Tout commence par un dialogue-interrogatoire que Shake adresse au public et à elle-même. Sereine et contemplative, Web introduit You Can’t Kill Me. Sa voix pure, libérée de tout effet vocal, s’accompagne d’harmonies gospel et angéliques. Le morceau, symbole de révélation et renaissance, mérite assurément sa version a cappella.

 

La complémentarité entre corps et âme et la relation amoureuse sont les deux grands thèmes de cet album. Une danse entraînante s’ouvre avec Invited où orchestre et chœur répondent en écho aux émotions de Shake. Blue Velvet vient faire un clin d’œil au morceau de Bobby Finton. Ces deux morceaux retranscrivent l’euphorie douce des premières rencontres, comme la description d’une seule robe bleue replonge l’artiste dans des moments sensuels partagés avec une autre.

Une lumière vient éblouir tout un être et le rend à la vie, mais cette fois dans le vrai monde. Shake n’est pas parfaite et accepte l’amour tel qu’il lui vient. History, morceau versatile aux changements de rythmiques, effleure volontairement le dynamisme de Queen. Il associe à son slow des mélodies dramatiques. Skin & Bones est probablement le morceau qui reflète le mieux les deux thématiques et l’ambiance globale de l’album.

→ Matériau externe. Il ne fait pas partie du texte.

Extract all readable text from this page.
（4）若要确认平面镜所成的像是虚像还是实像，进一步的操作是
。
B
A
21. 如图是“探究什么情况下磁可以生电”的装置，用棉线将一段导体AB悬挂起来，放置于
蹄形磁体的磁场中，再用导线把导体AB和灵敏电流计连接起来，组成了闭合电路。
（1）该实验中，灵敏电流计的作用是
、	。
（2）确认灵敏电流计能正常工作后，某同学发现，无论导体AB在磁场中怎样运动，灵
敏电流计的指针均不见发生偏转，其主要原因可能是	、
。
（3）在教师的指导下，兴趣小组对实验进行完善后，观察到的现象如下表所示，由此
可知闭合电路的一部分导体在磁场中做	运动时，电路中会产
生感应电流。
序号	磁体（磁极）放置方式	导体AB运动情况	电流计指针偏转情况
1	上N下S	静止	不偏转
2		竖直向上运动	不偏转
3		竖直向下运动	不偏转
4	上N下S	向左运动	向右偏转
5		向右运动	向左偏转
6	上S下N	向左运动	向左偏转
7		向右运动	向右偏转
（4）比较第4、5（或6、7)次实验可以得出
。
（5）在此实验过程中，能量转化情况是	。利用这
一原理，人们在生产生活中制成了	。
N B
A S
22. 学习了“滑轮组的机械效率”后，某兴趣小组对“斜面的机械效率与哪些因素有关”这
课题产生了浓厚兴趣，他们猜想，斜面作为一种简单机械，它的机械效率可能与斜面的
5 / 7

Il nous frappe par son vent froid, une altération au souffle léger qui faisait voler les cheveux de Shake dans Web. Le morceau nous enveloppe dans un rêve planant, ses harmonies grandioses nous donnent presque la chair de poule. Nous reconnaissons la touche très caractéristique du dieu du synthé aka Mike Dean aux trois quarts du morceau, rappelant précisément la mixtape Owl Pharaoh de Travis Scott. Dans le clip, le théâtre est une métaphore de la société moderne. Shake souhaite prendre distance de la pression sociale pour jouer au mieux son propre rôle.

Skin and bones under the covers/Kept our love undercover/Nonchalant, very subtle./Tryin’ not to step on the puddle

La ballade de Shake sur Wine & Spirits, plus secrète et intime, nous fait entendre par un rythme lent sa voix posée, accompagnée à la guitare folk. Ce dernier titre ainsi que History et Skin & Bones témoignent de véritables déclarations d’amour. Un autre chef-d’œuvre, c’est Medecine, aux sonorités de synthé sombre et futuriste sous des influences de Pink Floyd – se distingue de Stay et Purple Walls en représentant la relation amoureuse sous son jour le plus sombre. L’écoute de l’album est ensuite contre-balancée par l’énergie salvatrice de Body, morceau d’empowerment féminin. Vibrations et Cocoon viennent aérer l’ambiance lourde et orageuse avant de clôturer ce chapitre où, pourrions-nous dire, le pouvoir de cette histoire d’amour s’éteint, avec Se fue la luz.

When you were sick babe
I was your oxygen
I’m your oxygen
But I’m cutting off your supply

 

Dans son souhait de ne jamais rester la même, nous comprenons que 070 Shake se laisse porter par le mouvement et refuse une quelconque étiquette. Chatouillée par un grain rock psychédélique, elle voyage entre la synthpop des eighties et le hip-hop, et surfe sur une vague cloud cap, genre musical dopé à l’autotune, qui connait une montée en puissance depuis quelques années. Nous pouvons ressentir cette fluctuation dans sa musique. La classer relève d’une tâche complexe ; cela l’aide sans doute à rester elle-même et laisse beaucoup de place à l’expérimentation. Une chose est sûre, 070 Shake n’a pas encore atteint son full potentiel et ne compte pas s’arrêter là.